El Dr. McCann no vio adecuado especular sobre cómo el grupo había llegado a Praia da Luz y quién los había convocado. Quizás simplemente había brotado. “Mi instinto natural,” añadió, “fue pedir información, para que la gente se presentara. En ese momento estábamos desesperados por información y desesperados, al igual que aun estamos, de que nuestra hija podría ser encontrada y queríamos que la gente ayudar con eso. Ese es el motivo por el que hablamos con los medios de comunicación e hicimos nuestros llamamientos.”

Todo por “el discurso”. Los diputados se lo tragaron. Unas cuantas semanas después –una semana es mucho tiempo en política- Gerry y Kate estaban en el show de Oprah Winfrey y les hicieron una pregunta sencilla, una que los diputados, que trataron a Gerry como un cruce entre Mahatma Ghandi y Barack Obama, ni siquiera se molestaron en hacer.

Oprah: Así que cuando llegasteis y os disteis cuenta que vuestra hija había desaparecido y estabais en un país extranjero en el momento en que tomasteis la decisión, tú sabes, el esfuerzo de intentar conseguir hacer pública su imagen para err comprometer a los medios. ¿Es eso cierto?

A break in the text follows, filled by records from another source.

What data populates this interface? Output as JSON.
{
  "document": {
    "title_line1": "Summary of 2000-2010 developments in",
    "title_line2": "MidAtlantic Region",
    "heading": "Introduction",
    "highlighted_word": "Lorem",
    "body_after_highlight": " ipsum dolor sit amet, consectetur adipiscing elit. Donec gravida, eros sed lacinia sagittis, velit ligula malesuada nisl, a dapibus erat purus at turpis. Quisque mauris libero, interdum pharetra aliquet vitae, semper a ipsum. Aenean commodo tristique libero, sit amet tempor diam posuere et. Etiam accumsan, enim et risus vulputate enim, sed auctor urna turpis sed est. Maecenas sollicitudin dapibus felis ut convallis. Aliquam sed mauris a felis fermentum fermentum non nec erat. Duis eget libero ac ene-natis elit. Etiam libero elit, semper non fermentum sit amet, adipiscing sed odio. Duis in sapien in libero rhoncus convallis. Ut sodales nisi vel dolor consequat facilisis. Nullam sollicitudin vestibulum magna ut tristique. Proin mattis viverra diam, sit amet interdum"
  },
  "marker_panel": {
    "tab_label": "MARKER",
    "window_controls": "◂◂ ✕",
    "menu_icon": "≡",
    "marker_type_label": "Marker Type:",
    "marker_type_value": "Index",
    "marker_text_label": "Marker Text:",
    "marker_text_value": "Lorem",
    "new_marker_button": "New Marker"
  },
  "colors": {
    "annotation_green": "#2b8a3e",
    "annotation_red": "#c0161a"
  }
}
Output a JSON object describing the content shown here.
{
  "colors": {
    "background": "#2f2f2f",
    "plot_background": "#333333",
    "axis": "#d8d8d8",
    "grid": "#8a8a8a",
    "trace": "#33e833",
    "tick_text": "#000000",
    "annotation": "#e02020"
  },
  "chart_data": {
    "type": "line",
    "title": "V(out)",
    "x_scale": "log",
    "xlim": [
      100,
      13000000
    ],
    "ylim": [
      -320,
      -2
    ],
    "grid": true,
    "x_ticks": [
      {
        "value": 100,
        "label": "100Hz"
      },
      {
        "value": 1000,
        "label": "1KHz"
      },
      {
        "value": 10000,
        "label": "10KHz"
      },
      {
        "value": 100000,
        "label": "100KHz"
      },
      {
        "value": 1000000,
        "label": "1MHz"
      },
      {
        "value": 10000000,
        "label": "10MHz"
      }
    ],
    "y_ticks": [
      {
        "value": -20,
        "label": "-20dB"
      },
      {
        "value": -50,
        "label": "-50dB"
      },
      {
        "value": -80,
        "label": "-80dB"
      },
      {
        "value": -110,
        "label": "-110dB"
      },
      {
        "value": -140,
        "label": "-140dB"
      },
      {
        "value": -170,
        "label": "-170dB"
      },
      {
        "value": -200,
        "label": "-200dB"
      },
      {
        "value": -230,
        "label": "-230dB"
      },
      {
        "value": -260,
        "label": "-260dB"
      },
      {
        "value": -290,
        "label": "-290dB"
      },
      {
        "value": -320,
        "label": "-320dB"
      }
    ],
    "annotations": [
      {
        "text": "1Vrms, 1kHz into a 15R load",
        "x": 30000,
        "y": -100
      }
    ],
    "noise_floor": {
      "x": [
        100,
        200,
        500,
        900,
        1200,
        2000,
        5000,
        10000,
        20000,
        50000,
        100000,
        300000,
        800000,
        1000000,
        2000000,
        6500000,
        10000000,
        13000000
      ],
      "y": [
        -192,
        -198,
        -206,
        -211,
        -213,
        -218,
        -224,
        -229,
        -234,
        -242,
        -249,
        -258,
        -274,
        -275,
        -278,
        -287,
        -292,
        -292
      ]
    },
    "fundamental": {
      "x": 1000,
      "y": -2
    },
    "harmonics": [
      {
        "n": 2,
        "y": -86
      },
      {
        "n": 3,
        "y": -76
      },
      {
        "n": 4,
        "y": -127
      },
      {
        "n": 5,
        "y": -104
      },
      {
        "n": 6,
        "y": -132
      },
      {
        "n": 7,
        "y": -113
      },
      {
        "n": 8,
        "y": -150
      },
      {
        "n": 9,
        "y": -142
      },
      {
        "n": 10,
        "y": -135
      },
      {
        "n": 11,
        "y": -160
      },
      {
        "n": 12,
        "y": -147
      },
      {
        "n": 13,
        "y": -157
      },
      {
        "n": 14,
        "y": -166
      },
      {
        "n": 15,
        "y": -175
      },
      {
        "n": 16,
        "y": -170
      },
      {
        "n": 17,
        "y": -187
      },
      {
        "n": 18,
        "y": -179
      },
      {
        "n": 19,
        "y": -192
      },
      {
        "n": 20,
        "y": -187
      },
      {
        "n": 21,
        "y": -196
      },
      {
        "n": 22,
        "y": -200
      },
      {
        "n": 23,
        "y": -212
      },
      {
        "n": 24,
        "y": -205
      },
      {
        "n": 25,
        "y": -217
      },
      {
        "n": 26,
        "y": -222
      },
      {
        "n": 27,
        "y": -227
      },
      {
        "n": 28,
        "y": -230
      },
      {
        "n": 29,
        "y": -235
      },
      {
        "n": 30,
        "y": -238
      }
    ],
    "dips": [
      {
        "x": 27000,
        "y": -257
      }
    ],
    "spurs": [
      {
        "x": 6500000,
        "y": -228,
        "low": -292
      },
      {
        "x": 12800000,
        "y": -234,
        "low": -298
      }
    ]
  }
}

Gerry. No fue (suspira) una decisión tan consciente, después de algunas horas erm algunos de nuestros amigos decían que debíamos contactar con los medios de comunicación, contactar con los medios, tú sabes, pero la policía portuguesa decía que no, sin medios de comunicación, sin medios y nosotros en ese punto estábamos desesperados…

Lo que hubieran hecho exactamente los diputados reunidos con una respuesta como esa a una pregunta tan directa nunca lo sabremos, pero esto es Espectáculo y en la pequeña pantalla – especialmente una vez que se menciona la “D” de “Desesperación” – casi todo vale. Sin embargo, en otras palabras, y a pesar de de la franela y el (suspiro) Gerry no negó haber contactado con los medios – o haber organizado que los medios fueran contactado – mucho antes de que ellos contactaran con él, y la noche del ¾ de mayo. Ese era el motivo por el que el grupo de medios se encontraba allí.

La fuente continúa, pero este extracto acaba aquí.